The original plan was to build a 450-room hotel, a second golf course, 500 luxury homes and 900 timeshare apartments along with a second 18 hole golf course. In a recent article in The Guardian newspaper these plans now intend to double the number of homes and timeshare apartments”
Whether you are or were for or against now President Trump, it is clear he is on the side of the timeshare developer which has become a battlefield pitting owners against developers.
Now to our main attraction:
What is ARD-ROC doing today?
A breakdown for soundbite reading and request for more information:
In a perfect world the only thing ARDA-ROC would be doing today would be writing checks, sitting back and relaxing. But, it’s not a perfect world and so a typical day for Chairman Ken McKelvey goes something like this:
It is a Thursday and McKelvey started his day discussing a new wrinkle in the South Carolina transfer legislation that ARDA-ROC has been proposing.
I believe this is South Carolina House Bill 3647 tightening the language of timeshare transfers. In our last article we reported how the nature of the perpetual contract, rising maintenance fees and little or no secondary market spells a disaster for aging original owners if denied a voluntary surrender.
That was followed by a conference call regarding the proposed United States Virgin Islands timeshare fee.
This does sound like a benefit for owners because an extra $300 slapped onto an exchange seems exorbitant.
The day before was loaded with details regarding a Saint Maarten Parliament Timeshare Ordinance and its potential impact on consumers.I know nothing about the Saint Maarteen Parliament Timeshare Ordinance but it sounds ominous.
Along with a final draft of legislature in Florida regarding the sunset clause to help legacy properties gain reasonable voting requirements to extend into the timeshare agreements into the future. Whew.
This is Florida House Bill 818 concerning a reset to continue beyond the sunset provision.
And he’s just a volunteer who is happy it is not Monday.
The ongoing operations of ARDA-ROC is both reactive and proactive; on one hand they react to any proposed legislature, dealing with real estate or tourism proposed laws that have any tentacles that could possibly affect timeshare and on the other hand they write and lobby for legislature that could help timeshare owners.

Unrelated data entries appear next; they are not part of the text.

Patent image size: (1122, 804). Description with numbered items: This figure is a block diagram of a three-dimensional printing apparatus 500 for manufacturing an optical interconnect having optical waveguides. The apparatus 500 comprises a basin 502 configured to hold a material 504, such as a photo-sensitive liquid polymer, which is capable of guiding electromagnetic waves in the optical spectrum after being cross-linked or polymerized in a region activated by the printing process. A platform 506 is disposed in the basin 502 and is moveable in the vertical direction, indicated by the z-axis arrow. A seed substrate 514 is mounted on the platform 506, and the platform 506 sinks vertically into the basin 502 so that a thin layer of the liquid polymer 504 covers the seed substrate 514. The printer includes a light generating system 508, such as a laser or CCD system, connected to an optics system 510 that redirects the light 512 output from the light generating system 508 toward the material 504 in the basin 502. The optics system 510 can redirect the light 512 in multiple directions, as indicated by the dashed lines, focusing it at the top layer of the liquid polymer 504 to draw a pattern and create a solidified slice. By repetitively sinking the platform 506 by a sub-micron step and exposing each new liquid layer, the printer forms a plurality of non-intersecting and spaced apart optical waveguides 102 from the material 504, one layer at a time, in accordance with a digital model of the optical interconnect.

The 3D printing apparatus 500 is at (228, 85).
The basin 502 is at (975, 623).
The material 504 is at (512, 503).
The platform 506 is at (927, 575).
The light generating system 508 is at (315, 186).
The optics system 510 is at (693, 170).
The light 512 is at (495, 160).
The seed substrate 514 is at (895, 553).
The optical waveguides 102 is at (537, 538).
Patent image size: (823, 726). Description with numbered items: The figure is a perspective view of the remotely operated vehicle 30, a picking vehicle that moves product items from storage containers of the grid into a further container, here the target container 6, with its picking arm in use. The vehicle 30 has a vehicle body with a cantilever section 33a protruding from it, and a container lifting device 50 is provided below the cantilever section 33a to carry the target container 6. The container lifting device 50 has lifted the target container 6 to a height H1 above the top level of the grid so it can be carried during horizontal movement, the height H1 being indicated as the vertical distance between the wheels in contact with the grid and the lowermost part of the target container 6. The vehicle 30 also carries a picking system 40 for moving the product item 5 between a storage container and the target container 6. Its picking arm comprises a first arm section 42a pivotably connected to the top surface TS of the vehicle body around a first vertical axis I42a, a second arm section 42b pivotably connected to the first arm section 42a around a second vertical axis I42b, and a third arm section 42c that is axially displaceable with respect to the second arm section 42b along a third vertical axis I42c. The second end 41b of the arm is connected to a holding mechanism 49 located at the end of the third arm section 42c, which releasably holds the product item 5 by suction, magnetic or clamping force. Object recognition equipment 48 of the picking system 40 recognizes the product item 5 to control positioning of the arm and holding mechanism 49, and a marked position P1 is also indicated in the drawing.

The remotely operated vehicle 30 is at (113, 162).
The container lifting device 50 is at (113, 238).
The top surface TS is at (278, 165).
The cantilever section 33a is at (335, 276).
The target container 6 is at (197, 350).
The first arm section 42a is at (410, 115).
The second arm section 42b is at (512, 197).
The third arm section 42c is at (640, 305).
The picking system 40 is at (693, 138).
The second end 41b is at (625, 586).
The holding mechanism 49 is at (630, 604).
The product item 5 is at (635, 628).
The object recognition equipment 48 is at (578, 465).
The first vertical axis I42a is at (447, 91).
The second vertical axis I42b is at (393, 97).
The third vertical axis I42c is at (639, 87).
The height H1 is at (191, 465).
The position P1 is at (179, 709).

This lobby effort sparked outrage among owner advocates. Did my $7 go to this effort?
“The bills (House Bill 453 and Senate Bill 932) have been sponsored by two politicians from Central Florida — deep in the heart of time-share country: Rep. Eric Eisnaugle, R-Orlando, and Sen. Kelli Stargel, R-Lakeland.
Both politicians have received money from time-share interests — an industry that showers cash on Florida politicians and committees, including $300,000 to the Republican Party of Florida and $150,000 to the Democrats,” reported Scott Maxwell for the Orlando Sentinel.
Throughout the year, ARDA-ROC has lobbyists on retainer in up to 25 states, and territories, and who according to McKelvey “we HOPE the only thing we ever hear from them is an invoice.”
These lobbyists monitor and pick through every piece of proposed legislature with a fine tooth comb, seeking things that are rarely specifically spelled out to say timeshare, but could be interpreted to have grand impact on it.
This from Advocate Michael Kosor:
The “fine tune comb” can be seen in the Nevada State Bill 195 that would have allowed an Association Board to terminate its management contract (the most important and costly agreement a board oversees), issued to them by the developer, without obtaining a majority owner vote – an impossible effort. ARDA-ROC identified the change and successfully lobbied to have it removed. This was clearly an owner friendly provision the industry did not support. Lobbyists (of ARDA and ARDA ROC, they use the terms loosely and interchangeably) suggested (vaguely and without discussion despite being an absurd assertion) the original language was “intended to protect timeshare owners” and should not be changed.